OTTAWA - Le Canada a créé la surprise parmi les militants pour les droits humains en décidant la semaine dernière de ne pas parrainer aux Nations unies une résolution réclamant un moratoire sur la peine de mort.
Ce projet de l'Union européenne a obtenu l'appui officiel d'environ 75 pays. Il devrait être soumis au vote de l'Assemblée générale de l'ONU au cours des prochaines semaines, peut-être même dès le 14 novembre.
Dans les coulisses de l'organisation internationale, on considérait le soutien du Canada à ce projet comme acquis jusqu'à tout récemment. Il faut dire que le pays a parrainné toutes les motions semblables au cours des dernières décennies.
"C'est stupéfiant que le Canada ne soit pas parmi ces 75 pays. Ça attaque directement la crédibilité du Canada comme un leader sur le plan des droits humains à travers le monde", estime la porte-parole d'Amnistie internationale Canada, Anne Ste-Marie.
A Ottawa, le ministère des Affaires étrangères affirme "la résolution a suffisamment de parrains" et que le gouvernement consacrerait son énergie à d'autres textes ayant davantage besoin d'appuis.
Le Canada a cependant l'intention de voter en faveur du moratoire le moment venu, a indiqué la porte-parole Catherine Gagnière dans un courriel.
Cette justification est toutefois loin de satisfaire les observateurs, qui y voient une rupture avec la tradition. "Le Canada a été le champion de droits humains fondamentaux qu'il a essayé de répandre à travers le monde avec un certain succès", a rappelé la bloquiste Francine Lalonde.
A son avis, le choix de ne pas parrainner cette énième résolution sur la peine de mort prouve que "le Canada n'est plus le même".
L'attitude du gouvernement est d'autant plus surprenante que le fait de parrainner un tel projet n'exige pas beaucoup d'efforts, a souligné l'ancien ambassadeur du Canada à l'ONU, Paul Heinbecker.
"Il ne s'agit habituellement que de passer quelques coups de fil et de lever la main au bon moment", a-t-il expliqué.

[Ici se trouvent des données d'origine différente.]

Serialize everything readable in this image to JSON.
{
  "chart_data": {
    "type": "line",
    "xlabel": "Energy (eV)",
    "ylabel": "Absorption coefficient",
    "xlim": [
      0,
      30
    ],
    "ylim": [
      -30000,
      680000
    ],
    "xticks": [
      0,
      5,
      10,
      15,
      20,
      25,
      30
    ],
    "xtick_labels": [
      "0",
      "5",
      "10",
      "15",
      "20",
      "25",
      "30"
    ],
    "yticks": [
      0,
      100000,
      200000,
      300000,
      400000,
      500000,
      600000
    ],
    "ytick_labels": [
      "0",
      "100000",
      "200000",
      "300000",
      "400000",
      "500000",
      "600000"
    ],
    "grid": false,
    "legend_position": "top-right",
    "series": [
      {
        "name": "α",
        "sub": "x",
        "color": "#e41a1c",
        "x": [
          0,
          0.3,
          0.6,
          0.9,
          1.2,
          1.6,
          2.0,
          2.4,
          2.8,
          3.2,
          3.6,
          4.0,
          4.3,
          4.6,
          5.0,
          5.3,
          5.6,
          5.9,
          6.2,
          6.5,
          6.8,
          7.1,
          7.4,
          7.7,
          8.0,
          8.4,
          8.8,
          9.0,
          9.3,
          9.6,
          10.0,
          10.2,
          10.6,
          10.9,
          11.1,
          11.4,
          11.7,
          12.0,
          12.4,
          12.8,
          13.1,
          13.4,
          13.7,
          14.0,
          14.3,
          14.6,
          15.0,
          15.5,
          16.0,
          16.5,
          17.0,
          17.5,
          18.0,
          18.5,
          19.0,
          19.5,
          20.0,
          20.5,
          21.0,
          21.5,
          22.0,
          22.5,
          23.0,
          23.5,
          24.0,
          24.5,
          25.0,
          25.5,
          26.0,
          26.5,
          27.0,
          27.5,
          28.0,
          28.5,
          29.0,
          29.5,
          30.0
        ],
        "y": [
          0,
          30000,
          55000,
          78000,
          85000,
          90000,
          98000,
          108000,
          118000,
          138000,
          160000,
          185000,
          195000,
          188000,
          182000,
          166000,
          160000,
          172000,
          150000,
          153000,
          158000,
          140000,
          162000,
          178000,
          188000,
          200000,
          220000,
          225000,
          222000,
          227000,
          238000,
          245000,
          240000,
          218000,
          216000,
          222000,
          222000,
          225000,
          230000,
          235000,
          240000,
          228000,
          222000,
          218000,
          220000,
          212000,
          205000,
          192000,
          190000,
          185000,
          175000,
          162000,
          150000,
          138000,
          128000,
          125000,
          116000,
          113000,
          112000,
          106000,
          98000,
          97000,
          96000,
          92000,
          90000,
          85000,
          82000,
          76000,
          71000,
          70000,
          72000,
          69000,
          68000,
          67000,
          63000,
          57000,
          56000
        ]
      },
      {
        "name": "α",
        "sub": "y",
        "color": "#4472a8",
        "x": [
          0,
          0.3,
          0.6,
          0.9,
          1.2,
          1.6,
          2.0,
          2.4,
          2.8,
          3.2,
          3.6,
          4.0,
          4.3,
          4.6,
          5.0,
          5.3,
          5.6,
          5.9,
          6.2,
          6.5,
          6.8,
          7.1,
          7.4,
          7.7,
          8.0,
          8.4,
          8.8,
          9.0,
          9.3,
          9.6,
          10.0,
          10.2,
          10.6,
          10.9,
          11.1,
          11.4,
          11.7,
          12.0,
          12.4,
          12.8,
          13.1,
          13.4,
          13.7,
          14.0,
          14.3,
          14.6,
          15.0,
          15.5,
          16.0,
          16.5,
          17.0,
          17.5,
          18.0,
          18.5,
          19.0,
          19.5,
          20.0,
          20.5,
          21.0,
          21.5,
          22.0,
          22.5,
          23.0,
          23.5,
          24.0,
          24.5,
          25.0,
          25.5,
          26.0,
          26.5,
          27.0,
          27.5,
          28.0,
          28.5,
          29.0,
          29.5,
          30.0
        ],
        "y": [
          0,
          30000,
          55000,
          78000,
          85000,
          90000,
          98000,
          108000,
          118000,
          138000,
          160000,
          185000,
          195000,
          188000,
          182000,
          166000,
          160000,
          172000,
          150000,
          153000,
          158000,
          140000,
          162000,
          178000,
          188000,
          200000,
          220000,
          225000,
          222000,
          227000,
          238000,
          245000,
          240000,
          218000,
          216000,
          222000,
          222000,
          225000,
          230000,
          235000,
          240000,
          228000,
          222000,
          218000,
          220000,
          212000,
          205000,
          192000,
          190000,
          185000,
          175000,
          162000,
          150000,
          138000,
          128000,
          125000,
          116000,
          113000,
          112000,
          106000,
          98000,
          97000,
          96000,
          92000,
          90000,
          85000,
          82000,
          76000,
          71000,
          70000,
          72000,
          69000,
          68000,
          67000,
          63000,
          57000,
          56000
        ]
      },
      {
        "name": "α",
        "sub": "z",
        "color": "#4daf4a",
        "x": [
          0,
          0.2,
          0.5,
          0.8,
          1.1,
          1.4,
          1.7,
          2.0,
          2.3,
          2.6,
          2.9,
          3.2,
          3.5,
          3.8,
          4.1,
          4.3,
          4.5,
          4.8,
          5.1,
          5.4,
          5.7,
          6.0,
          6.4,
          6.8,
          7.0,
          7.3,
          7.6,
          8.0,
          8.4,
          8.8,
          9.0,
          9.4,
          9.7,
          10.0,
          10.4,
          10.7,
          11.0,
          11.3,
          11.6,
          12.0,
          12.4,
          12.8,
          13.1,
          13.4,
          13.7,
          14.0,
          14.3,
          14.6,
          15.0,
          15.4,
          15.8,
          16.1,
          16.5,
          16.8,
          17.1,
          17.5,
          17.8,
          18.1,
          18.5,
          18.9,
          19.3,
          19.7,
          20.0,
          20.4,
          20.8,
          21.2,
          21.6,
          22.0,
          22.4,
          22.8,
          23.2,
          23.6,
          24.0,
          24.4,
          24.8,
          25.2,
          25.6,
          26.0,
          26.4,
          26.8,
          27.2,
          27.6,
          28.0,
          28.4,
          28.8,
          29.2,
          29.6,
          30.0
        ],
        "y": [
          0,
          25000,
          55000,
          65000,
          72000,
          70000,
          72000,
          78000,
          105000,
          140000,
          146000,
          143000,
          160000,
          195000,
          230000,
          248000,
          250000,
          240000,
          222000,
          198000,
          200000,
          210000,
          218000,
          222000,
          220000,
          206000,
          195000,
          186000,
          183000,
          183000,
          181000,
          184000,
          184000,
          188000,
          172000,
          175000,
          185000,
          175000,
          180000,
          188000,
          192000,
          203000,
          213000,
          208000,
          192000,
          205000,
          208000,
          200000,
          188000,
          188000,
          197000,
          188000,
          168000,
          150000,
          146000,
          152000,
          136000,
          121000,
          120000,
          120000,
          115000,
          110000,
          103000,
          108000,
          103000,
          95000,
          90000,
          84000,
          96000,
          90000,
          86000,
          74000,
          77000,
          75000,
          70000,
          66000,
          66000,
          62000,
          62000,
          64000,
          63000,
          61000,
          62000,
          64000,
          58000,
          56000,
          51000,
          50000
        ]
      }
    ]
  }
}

Le geste est cependant hautement symbolique et marque l'intention d'un Etat de jouer un rôle actif dans la promotion d'une idée au sein de la communauté internationale, a expliqué Mme Ste-Marie en entrevue à La Presse Canadienne.
D'après elle, le virage du Canada découle directement de l'arrivée au pouvoir de conservateurs dont la position sur la peine de mort est ambigüe. Mme Ste-Marie croit que le gouvernement Harper a probablement cédé à la pression des Etats-Unis.
M. Heinbecker estime pour sa part qu'il s'agit d'un geste délibéré de la part des conservateurs. "On ne peut qu'interpréter ça comme un signe de ce que le gouvernement veut projeter comme image", a-t-il insisté.
Le débat sur la peine de mort a refait surface au Canada la semaine dernière, quand le gouvernement a laissé savoir qu'il n'entendait plus intervenir pour empêcher l'exécution de citoyens condamnés à l'issue d'un procès équitable dans un pays démocratique.
La première victime de cette nouvelle politique sera vraisemblablement Ronald Allen Smith, un Albertain reconnu coupable du meurtre de deux autochtones aux Etats-Unis dans les années 1980.
Malgré les demandes répétées de La Presse Canadienne, le ministre des Affaires étrangères, Maxime Bernier, refuse de préciser lesquels des 63 autres pays qui ont toujours recours à la peine capitale satisfont à ces critères.